Background and Aims Elevated 17-Hydroxyprogesterone [17-OHP] levels in preterm infants are often false positives. We theorized the elevation was related to preterm labor [PTL] and not related to maternal or fetal disease. We surmised that an elevated fetoplacental 17-OHP is akin to obstetrical therapy with progesterone to prevent preterm birth.
Methods Infants with congenital adrenal hyperplasia were excluded. Nucleated red blood cell count [nRBC] was a marker of chronic fetal hypoxia or severe preeclampsia and C-reactive protein [CRP] was an indicator of perinatal infection. Using an effect size of 0.5 with a two-tail test, an alpha of 0.05, and a power of 0.8, at least 66 infants were needed for this study.

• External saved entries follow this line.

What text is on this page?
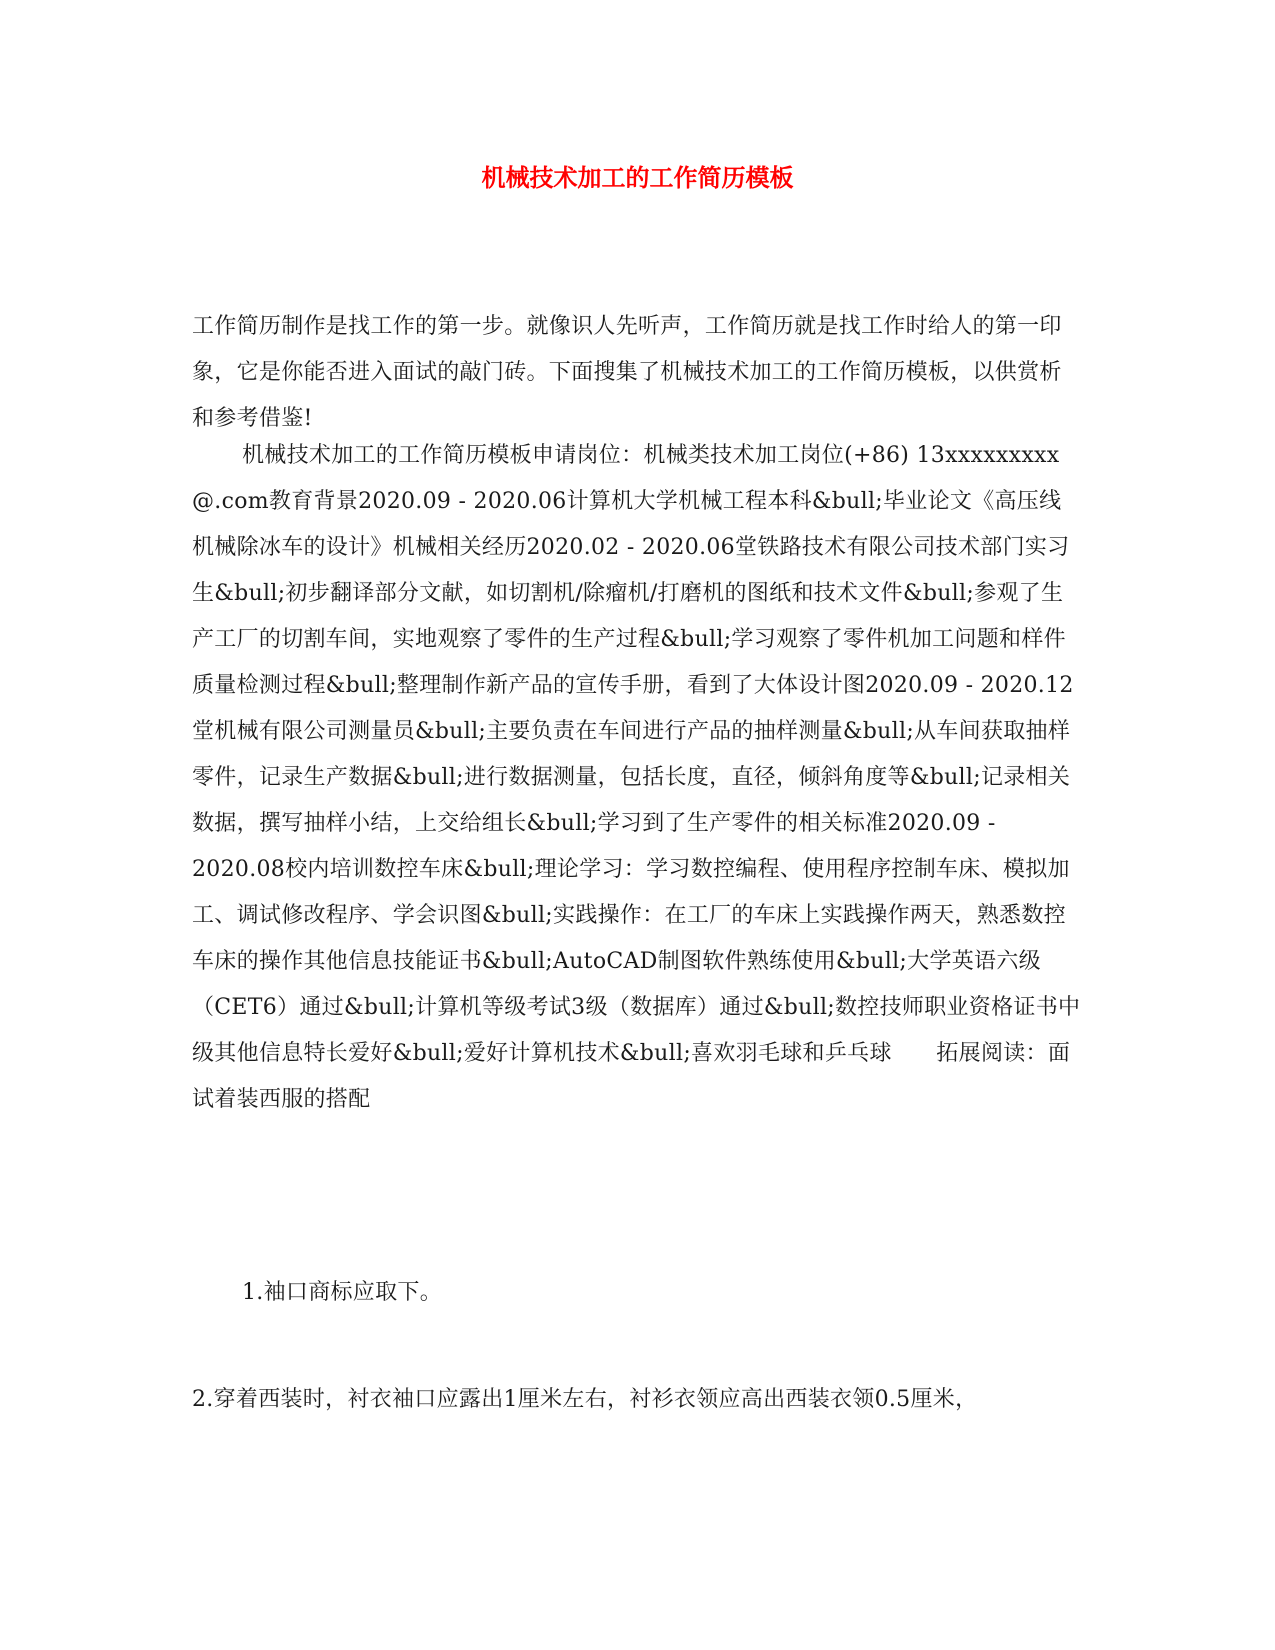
机械技术加工的工作简历模板

工作简历制作是找工作的第一步。就像识人先听声，工作简历就是找工作时给人的第一印象，它是你能否进入面试的敲门砖。下面搜集了机械技术加工的工作简历模板，以供赏析和参考借鉴!

机械技术加工的工作简历模板申请岗位：机械类技术加工岗位(+86) 13xxxxxxxxx @.com教育背景2020.09 - 2020.06计算机大学机械工程本科&bull;毕业论文《高压线机械除冰车的设计》机械相关经历2020.02 - 2020.06堂铁路技术有限公司技术部门实习生&bull;初步翻译部分文献，如切割机/除瘤机/打磨机的图纸和技术文件&bull;参观了生产工厂的切割车间，实地观察了零件的生产过程&bull;学习观察了零件机加工问题和样件质量检测过程&bull;整理制作新产品的宣传手册，看到了大体设计图2020.09 - 2020.12堂机械有限公司测量员&bull;主要负责在车间进行产品的抽样测量&bull;从车间获取抽样零件，记录生产数据&bull;进行数据测量，包括长度，直径，倾斜角度等&bull;记录相关数据，撰写抽样小结，上交给组长&bull;学习到了生产零件的相关标准2020.09 - 2020.08校内培训数控车床&bull;理论学习：学习数控编程、使用程序控制车床、模拟加工、调试修改程序、学会识图&bull;实践操作：在工厂的车床上实践操作两天，熟悉数控车床的操作其他信息技能证书&bull;AutoCAD制图软件熟练使用&bull;大学英语六级（CET6）通过&bull;计算机等级考试3级（数据库）通过&bull;数控技师职业资格证书中级其他信息特长爱好&bull;爱好计算机技术&bull;喜欢羽毛球和乒乓球　　拓展阅读：面试着装西服的搭配

1.袖口商标应取下。

2.穿着西装时，衬衣袖口应露出1厘米左右，衬衫衣领应高出西装衣领0.5厘米，
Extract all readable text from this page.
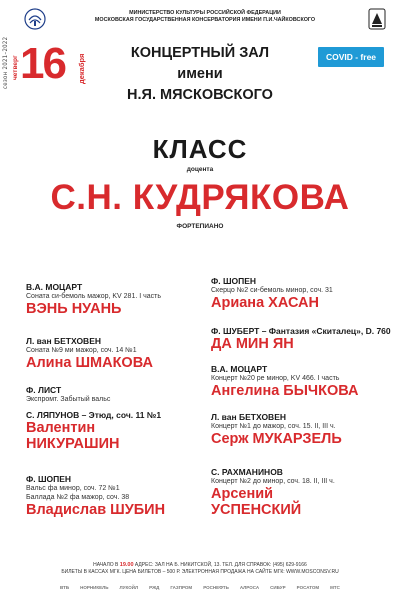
сезон 2021–2022
МИНИСТЕРСТВО КУЛЬТУРЫ РОССИЙСКОЙ ФЕДЕРАЦИИ
МОСКОВСКАЯ ГОСУДАРСТВЕННАЯ КОНСЕРВАТОРИЯ ИМЕНИ П.И.ЧАЙКОВСКОГО
четверг 16 декабря
КОНЦЕРТНЫЙ ЗАЛ
имени
Н.Я. МЯСКОВСКОГО
COVID - free
КЛАСС
доцента
С.Н. КУДРЯКОВА
ФОРТЕПИАНО
В.А. МОЦАРТ
Соната си-бемоль мажор, KV 281. I часть
ВЭНЬ НУАНЬ
Л. ван БЕТХОВЕН
Соната №9 ми мажор, соч. 14 №1
Алина ШМАКОВА
Ф. ЛИСТ
Экспромт. Забытый вальс
С. ЛЯПУНОВ – Этюд, соч. 11 №1
Валентин
НИКУРАШИН
Ф. ШОПЕН
Вальс фа минор, соч. 72 №1
Баллада №2 фа мажор, соч. 38
Владислав ШУБИН
Ф. ШОПЕН
Скерцо №2 си-бемоль минор, соч. 31
Ариана ХАСАН
Ф. ШУБЕРТ – Фантазия «Скиталец», D. 760
ДА МИН ЯН
В.А. МОЦАРТ
Концерт №20 ре минор, KV 466. I часть
Ангелина БЫЧКОВА
Л. ван БЕТХОВЕН
Концерт №1 до мажор, соч. 15. II, III ч.
Серж МУКАРЗЕЛЬ
С. РАХМАНИНОВ
Концерт №2 до минор, соч. 18. II, III ч.
Арсений
УСПЕНСКИЙ
НАЧАЛО В 19.00 АДРЕС: ЗАЛ НА Б. НИКИТСКОЙ, 13. ТЕЛ. ДЛЯ СПРАВОК: (495) 629-9166
БИЛЕТЫ В КАССАХ МГК. ЦЕНА БИЛЕТОВ – 500 Р. ЭЛЕКТРОННАЯ ПРОДАЖА НА САЙТЕ МГК: WWW.MOSCONSV.RU
ВТБ НОРНИКЕЛЬ ЛУКОЙЛ РЖД ГАЗПРОМ РОСНЕФТЬ АЛРОСА СИБУР РОСАТОМ МТС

Results Fifty-three male and 47 female infants had a mean gestational age of 32.4 and 31.2 weeks, respectively. No mothers received therapy with progesterone for PTL; however, 84% of mothers had PTL. Pearson’s correlation showed lower birth weight (r=–0.65, p<0.001), gestational age (r=–0.64, p<0.001), and one minute APGAR scores (r=–0.21, p=0.04) were significantly associated with increased 17-OHP levels. There was no correlation between CRP or nRBC and 17-OHP levels. After an initial elevated 17-OHP, repeat testing was normal.
Conclusions Intrapartum infection and preeclampsia did not correlate with elevated 17-OHP levels as previously reported. An elevated 17-OHP in preterm infants is associated with PTL and birth. Whether an elevated 17-OHP level at birth confers protection to preterm infants from morbidity or death requires additional investigation.